Charon
The secrets of Pluto’s largest moon
Nobody knew it was there until 1978. For almost 50 years after Pluto’s discovery in 1930, the dwarf planet had no known companions out there on the edge of the Solar System. Today, of course, in the wake of the New Horizons mission and a myriad of discoveries since the first inklings of the Kuiper Belt came in 1992, we know it positively teems out there. Charon is one of a system of five moons, and Pluto is the largest member of a huge collection of objects orbiting beyond Neptune.
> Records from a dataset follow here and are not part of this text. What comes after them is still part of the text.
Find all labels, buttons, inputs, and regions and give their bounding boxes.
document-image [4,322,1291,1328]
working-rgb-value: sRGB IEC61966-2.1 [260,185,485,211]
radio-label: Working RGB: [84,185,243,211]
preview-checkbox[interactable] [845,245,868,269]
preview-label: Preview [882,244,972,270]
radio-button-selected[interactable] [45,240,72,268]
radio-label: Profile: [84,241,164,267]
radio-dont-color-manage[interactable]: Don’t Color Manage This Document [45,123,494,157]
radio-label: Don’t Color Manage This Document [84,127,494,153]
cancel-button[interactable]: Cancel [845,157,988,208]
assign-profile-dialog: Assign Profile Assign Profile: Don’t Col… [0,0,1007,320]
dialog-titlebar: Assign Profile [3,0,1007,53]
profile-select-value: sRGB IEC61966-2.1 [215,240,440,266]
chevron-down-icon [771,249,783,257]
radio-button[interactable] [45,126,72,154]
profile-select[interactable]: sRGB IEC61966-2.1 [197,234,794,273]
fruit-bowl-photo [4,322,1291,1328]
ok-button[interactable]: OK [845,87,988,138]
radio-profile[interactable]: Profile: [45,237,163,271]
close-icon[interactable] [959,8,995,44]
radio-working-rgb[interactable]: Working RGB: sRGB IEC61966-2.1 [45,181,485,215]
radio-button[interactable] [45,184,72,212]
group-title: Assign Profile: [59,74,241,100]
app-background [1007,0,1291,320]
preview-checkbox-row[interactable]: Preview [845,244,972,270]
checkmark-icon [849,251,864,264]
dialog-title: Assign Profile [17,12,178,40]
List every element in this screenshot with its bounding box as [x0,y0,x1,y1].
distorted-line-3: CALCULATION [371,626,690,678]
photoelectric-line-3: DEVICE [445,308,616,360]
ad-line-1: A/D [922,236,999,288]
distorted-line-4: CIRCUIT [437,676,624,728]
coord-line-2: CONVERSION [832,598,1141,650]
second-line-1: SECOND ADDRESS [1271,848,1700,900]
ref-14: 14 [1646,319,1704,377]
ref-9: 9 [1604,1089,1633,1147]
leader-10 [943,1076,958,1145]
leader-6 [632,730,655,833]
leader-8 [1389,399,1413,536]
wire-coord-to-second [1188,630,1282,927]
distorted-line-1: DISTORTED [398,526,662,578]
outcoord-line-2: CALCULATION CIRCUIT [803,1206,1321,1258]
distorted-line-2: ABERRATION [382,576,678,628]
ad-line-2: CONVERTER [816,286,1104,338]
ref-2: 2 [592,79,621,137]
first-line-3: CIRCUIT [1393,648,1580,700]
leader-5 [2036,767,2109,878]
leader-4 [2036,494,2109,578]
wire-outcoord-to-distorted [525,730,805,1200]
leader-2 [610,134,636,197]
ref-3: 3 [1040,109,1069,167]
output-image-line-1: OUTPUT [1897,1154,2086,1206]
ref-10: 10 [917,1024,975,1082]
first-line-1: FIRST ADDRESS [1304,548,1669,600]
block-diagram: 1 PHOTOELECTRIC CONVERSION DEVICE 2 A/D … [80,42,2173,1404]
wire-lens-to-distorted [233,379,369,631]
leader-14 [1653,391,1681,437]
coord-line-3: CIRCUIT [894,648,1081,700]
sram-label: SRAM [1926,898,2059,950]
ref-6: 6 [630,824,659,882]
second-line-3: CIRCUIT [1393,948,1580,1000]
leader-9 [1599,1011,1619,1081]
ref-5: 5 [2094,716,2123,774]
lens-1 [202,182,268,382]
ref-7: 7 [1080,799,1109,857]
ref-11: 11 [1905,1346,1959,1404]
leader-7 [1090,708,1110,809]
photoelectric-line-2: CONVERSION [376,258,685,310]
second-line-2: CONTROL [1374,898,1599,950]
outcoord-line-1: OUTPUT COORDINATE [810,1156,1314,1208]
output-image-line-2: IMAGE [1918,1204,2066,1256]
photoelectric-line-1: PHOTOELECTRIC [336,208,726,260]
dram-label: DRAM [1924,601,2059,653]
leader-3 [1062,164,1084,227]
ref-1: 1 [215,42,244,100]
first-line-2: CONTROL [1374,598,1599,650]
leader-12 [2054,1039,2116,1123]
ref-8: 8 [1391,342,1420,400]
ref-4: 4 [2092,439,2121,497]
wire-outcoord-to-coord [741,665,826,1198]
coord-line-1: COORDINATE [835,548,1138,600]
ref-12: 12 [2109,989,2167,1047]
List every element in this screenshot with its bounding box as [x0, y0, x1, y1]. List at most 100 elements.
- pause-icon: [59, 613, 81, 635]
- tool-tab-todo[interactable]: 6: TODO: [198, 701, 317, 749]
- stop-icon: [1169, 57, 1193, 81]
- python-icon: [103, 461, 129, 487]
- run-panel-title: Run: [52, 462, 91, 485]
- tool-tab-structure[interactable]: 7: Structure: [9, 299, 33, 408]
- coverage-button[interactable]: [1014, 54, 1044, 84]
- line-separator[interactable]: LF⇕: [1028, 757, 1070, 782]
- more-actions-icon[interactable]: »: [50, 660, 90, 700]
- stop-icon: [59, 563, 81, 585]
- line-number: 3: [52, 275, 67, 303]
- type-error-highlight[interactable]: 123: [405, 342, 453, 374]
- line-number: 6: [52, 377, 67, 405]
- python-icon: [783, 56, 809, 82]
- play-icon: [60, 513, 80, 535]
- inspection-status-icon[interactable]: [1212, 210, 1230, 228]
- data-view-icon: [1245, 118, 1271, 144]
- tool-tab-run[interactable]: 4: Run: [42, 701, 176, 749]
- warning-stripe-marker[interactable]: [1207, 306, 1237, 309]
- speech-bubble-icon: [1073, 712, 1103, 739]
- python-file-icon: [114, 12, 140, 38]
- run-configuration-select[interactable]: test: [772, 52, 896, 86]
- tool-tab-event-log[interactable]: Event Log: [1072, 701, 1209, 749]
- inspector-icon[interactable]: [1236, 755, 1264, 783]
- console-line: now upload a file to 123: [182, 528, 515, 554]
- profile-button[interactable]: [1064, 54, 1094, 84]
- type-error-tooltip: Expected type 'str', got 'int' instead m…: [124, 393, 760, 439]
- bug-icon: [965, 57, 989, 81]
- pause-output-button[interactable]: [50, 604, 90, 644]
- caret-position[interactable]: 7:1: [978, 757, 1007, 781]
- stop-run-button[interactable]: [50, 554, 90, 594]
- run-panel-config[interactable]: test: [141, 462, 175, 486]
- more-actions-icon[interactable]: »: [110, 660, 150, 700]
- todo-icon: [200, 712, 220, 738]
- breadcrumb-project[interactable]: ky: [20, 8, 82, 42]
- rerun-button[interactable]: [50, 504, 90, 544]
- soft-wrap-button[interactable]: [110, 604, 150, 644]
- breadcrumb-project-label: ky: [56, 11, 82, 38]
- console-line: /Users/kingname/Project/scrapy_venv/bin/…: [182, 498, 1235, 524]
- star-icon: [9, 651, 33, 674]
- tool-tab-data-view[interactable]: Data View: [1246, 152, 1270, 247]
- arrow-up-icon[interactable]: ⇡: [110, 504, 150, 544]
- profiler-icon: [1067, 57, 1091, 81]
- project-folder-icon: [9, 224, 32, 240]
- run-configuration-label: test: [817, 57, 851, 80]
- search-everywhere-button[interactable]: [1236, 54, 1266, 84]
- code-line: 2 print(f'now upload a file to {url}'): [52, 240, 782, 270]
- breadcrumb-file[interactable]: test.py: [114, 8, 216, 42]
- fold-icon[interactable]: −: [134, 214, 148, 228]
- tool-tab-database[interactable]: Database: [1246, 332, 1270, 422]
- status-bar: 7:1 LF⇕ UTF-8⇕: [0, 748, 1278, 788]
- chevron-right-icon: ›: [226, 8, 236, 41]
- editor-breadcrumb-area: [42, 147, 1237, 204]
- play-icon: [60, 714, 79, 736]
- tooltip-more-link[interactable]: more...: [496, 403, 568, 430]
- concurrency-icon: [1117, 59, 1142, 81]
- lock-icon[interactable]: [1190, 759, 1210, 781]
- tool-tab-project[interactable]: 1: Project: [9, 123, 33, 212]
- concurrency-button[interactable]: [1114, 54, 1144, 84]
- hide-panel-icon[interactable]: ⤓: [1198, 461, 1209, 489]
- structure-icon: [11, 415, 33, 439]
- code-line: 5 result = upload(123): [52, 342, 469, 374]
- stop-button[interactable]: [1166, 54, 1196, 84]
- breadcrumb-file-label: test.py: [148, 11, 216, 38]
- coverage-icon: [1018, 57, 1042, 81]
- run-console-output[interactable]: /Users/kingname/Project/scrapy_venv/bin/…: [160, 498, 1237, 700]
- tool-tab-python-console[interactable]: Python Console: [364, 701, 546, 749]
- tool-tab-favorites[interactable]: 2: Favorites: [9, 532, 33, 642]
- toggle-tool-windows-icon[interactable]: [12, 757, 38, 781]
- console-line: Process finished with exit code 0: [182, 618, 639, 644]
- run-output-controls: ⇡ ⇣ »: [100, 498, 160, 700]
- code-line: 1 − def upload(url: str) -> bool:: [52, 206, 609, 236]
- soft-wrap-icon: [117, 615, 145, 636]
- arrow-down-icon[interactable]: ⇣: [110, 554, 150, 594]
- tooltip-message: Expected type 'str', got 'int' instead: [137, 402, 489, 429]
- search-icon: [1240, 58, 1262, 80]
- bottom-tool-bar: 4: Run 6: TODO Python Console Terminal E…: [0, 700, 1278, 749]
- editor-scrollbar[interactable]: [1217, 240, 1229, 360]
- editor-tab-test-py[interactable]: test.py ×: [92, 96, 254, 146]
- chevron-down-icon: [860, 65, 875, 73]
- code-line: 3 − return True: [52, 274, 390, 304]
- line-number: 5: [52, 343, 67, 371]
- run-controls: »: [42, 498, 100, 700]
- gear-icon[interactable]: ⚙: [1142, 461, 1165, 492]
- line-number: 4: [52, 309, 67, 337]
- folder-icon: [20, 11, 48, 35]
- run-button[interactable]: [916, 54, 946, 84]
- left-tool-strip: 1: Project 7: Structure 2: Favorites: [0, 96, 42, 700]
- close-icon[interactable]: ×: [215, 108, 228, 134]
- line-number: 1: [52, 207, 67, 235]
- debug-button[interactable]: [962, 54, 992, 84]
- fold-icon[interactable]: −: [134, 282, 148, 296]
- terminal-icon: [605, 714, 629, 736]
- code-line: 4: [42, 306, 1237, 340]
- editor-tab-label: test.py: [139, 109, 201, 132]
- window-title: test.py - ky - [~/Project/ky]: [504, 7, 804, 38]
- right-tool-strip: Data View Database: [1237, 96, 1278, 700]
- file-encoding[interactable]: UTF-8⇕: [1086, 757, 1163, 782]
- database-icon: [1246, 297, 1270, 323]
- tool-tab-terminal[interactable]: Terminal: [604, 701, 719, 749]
The ongoing hunt for a large planet in the extreme reaches of the Solar System has so far come to nothing, and this is the domain of the small, with Pluto’s reclassification as a dwarf planet just the first in a whole raft of triumphantly tiny accolades.
Pluto’s largest moon, however, has some remarkable features of its own, despite only having a diameter of 1,212 kilometres (753 miles) – about 10.5 per cent that of Earth’s. One-eighth the mass of its co-orbitee Pluto, and half the diameter, it’s tidally locked to the larger body, but large enough that the two orbit a centre of mass between them. The International Astronomical Union’s general assembly considered a proposal in 2006 to reclassify the pair as a double planet, but despite it being spherical, it wasn’t clear Charon was in hydrostatic equilibrium, a state in which the force of gravity is balanced by outward pressure from the body. This state is necessary to give it dwarf planet status.